Sanders is critic of the Affordable Care Act, arguing that it doesn’t go far enough and calling for a “Medicare-for-all” single-payer healthcare plan, similar to programs in most developed democratic nations.
“We are the only major country on earth that doesn’t guarantee healthcare to all people as a right and yet we end up spending much more than they do. So I do believe that we have to move toward a Medicare for all, single-payer system,” Sanders told ABC News.

2. Taxing The Rich

Sanders called the “massive transfer of wealth from the middle class to the top one-tenth of 1 percent” in America “obscene” and has called for a return to a much higher marginal tax rate. “If you have seen a massive transfer of wealth from the middle class to the top tenth of 1 percent, you’ve got to transfer that back” Sanders toldCNBC.

3. Tuition-Free College

Sanders has proposed the College for All Act, a plan to provide free education at public colleges funded by a small tax on Wall Street transactions.
Sixty-three percent of respondents supported a similar proposal from President Obama earlier this year, including 47 percent of Republicans.
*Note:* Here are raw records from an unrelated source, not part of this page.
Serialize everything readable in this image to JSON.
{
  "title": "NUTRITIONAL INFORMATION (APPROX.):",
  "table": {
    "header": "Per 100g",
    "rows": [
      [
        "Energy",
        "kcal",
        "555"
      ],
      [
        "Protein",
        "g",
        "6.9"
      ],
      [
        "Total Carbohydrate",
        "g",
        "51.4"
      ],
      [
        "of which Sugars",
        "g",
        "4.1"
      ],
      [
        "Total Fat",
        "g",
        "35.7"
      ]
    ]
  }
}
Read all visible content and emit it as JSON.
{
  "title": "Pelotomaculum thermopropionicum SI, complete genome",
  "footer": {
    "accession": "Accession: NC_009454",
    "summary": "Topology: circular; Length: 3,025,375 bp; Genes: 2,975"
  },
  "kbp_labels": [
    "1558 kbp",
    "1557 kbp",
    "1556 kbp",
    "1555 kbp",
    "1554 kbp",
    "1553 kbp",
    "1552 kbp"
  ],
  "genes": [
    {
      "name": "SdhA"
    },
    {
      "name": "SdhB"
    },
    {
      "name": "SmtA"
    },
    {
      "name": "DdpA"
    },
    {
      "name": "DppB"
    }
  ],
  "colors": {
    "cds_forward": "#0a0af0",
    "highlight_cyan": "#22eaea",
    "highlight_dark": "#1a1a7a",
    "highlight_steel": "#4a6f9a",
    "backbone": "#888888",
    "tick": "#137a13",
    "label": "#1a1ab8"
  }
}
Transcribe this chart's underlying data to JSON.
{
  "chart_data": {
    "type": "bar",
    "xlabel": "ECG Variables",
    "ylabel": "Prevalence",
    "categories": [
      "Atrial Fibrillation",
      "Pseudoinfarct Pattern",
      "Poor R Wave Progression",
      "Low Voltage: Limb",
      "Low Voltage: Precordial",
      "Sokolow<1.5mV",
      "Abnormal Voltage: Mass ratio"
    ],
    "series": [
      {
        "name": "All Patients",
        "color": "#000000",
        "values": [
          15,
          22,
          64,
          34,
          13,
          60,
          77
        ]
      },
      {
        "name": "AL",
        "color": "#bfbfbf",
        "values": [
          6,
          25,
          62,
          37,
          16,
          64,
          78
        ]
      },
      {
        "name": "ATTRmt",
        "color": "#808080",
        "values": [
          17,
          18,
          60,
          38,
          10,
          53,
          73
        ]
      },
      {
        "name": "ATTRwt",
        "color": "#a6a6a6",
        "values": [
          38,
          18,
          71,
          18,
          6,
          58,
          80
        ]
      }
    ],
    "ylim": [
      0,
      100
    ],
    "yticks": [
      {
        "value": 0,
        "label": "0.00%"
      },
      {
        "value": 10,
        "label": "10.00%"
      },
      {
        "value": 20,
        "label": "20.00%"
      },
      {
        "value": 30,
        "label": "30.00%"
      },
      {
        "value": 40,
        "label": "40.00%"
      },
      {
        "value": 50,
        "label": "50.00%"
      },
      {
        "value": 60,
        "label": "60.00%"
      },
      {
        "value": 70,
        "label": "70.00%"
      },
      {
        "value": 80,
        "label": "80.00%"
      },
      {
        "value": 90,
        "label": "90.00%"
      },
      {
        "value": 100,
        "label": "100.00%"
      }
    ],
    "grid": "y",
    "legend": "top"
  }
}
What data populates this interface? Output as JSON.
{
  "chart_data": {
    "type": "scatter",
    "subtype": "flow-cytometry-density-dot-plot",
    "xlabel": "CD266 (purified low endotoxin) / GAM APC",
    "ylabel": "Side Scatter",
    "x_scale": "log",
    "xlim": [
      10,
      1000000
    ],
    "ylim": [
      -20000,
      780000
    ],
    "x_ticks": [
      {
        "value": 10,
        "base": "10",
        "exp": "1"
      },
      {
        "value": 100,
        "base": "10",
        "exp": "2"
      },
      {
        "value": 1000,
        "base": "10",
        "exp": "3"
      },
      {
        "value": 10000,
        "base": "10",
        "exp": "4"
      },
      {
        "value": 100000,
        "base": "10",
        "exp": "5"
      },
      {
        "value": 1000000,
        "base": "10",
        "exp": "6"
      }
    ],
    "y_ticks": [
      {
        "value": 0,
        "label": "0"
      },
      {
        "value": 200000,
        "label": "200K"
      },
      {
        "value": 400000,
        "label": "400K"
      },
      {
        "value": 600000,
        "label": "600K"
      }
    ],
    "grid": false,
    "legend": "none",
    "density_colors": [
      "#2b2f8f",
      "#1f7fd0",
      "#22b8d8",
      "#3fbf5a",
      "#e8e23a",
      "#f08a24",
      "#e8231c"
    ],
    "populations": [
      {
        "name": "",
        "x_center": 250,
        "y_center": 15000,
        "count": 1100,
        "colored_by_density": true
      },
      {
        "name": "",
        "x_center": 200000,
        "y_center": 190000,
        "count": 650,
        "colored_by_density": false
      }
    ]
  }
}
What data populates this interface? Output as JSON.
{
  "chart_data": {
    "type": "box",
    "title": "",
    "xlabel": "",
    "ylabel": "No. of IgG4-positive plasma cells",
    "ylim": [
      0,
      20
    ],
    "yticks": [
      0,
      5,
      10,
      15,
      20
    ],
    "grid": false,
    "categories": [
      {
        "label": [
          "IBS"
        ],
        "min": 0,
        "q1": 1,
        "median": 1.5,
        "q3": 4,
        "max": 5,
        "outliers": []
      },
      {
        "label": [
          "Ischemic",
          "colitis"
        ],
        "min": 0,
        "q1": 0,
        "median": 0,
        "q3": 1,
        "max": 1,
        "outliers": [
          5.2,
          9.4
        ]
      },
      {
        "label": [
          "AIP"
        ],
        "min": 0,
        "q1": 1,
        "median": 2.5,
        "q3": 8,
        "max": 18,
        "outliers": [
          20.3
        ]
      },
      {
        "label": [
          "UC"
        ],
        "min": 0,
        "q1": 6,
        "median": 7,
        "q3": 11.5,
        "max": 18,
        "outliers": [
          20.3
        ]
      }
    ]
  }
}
4. Campaign Finance Reform

Sanders is running forcefully against money in politics and his campaign has shunned super PAC support funded by undisclosed billionaires.
According to polls, Americans are most in sync with Sen. Sanders on this issue.
A New York Times poll released this month found that “Americans, regardless of their political affiliation, agree that money has too much influence on elections, the wealthy have more influence on elections, and candidates who win office promote policies that help their donors.”

5. Same-Sex Marriage

The Supreme Court just recently expanded the right to marry to same-sex couples but Sanders has been a supporter dating back four decades, voting against 1996’s Defense of Marriage Act and supporting his state’s legalization of same-sex marriage.
According to a May 2015 Pew poll, 57 percent of Americans agree, including most Republicans under 45.